3:15 p.m.: $19 billion safe restart agreement
Prime Minister Justin Trudeau and Deputy Prime Minister Chrystia Freeland announced the $19 billion “safe restart” agreement has been reached with provincial and territorial governments.
The funds will be used for seven different priority sectors, including money for testing and contact tracing, acquiring personal protective equipment (PPE), childcare and a sick leave plan, transit, and supporting Canada’s most vulnerable, including seniors in long-term care homes. There will also be additional funds available to support municipalities.
“Cities must remain up and running if our economy is to eventually get back up and running,” the prime minister said.
“We know that if our cities are not equipped for a safe restart…Canada won’t either,” Freeland added.

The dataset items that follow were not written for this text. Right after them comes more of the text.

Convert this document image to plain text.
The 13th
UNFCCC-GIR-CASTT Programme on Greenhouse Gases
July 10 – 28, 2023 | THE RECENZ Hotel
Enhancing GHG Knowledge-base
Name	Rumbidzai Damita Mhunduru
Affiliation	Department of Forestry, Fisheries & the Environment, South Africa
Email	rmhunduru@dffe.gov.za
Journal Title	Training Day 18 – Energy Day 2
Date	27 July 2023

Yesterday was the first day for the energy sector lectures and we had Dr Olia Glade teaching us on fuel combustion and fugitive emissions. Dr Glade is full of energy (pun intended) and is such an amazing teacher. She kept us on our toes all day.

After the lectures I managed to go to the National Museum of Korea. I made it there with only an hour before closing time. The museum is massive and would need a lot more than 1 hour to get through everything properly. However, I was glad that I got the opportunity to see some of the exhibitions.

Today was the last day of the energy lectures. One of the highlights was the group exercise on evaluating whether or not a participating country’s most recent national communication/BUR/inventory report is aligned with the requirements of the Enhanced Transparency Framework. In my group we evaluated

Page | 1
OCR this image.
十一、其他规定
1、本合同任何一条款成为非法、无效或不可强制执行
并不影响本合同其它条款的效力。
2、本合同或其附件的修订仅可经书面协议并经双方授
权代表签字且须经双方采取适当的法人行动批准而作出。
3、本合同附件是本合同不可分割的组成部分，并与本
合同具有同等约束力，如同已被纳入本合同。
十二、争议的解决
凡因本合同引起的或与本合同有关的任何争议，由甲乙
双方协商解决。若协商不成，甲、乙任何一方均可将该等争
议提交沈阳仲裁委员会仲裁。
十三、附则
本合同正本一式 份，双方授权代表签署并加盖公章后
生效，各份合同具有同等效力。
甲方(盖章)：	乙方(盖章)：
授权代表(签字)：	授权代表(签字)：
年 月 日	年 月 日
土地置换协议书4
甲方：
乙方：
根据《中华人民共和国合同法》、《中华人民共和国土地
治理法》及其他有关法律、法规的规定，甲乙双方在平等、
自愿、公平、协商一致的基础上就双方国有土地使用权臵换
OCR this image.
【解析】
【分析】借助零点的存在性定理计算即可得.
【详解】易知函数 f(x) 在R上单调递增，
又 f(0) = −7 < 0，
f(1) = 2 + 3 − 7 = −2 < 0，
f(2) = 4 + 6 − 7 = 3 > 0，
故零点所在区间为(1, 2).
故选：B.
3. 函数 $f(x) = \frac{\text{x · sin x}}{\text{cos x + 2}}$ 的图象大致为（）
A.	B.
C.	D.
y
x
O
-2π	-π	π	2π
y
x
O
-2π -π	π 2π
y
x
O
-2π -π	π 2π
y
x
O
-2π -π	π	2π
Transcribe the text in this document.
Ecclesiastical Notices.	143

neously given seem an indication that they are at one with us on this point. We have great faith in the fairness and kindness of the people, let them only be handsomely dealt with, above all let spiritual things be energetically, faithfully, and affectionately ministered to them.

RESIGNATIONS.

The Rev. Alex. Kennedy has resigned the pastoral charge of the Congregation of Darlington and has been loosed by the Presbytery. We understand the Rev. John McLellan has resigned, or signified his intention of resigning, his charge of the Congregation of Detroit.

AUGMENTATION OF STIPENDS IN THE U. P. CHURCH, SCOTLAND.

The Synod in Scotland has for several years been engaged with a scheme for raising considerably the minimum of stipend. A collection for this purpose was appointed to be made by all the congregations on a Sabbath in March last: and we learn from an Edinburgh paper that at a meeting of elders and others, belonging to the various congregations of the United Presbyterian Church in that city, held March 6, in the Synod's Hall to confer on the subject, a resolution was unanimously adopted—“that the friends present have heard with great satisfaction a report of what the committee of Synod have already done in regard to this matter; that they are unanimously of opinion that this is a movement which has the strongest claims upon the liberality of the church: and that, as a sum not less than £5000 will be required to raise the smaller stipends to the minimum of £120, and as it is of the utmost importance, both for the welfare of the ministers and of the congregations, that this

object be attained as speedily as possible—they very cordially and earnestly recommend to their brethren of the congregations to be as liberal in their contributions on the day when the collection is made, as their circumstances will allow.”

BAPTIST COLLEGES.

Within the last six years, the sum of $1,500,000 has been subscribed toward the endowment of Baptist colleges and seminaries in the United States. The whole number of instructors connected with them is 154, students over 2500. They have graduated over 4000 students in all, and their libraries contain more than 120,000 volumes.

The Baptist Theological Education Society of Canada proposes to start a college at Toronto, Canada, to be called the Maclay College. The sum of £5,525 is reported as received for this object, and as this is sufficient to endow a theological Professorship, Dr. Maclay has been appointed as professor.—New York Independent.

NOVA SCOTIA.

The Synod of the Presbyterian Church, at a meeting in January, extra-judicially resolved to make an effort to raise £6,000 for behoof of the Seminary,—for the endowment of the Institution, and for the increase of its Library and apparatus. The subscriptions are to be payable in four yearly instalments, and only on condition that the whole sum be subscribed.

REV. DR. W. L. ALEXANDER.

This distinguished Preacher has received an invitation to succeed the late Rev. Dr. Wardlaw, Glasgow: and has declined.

This deal is meant to cover six to eight months of time, with discussions continuing as the possibility of a second wave looms.
Trudeau said the federal government understands each province is facing “different realities” and an amount of flexibility is needed. He added that provinces and territories must be transparent about where funds are going and money cannot be taken from one priority bucket and put into another.
Canada-U.S. border restrictions remain
The prime minister also confirmed current restrictions at the Canada-U.S. border will remain until Aug. 21. This means all non-essential travel between the two countries will continue to be prohibited.
The deputy prime minister also spoke about the WE charity investigation, saying the government “made a mistake.”
“I’m really sorry,” Freeland said. “I very much regret what has happened.”
She added that prime minister Trudeau continues to have her “complete confidence.”
1:30 p.m.: Russian hackers target Canada, U.K., U.S. COVID-19 vaccine information
Security agencies in Canada, the U.K. and the U.S. have issued a statement about Russian cyber threat activity, which includes information on COVID-19 vaccine research, and COVID-19 response and recovery efforts.
“These malicious cyber activities were very likely undertaken to steal information and intellectual property relating to the development and testing of COVID-19 vaccines, and serve to hinder response efforts at a time when healthcare experts and medical researchers need every available resource to help fight the pandemic,” the statement reads.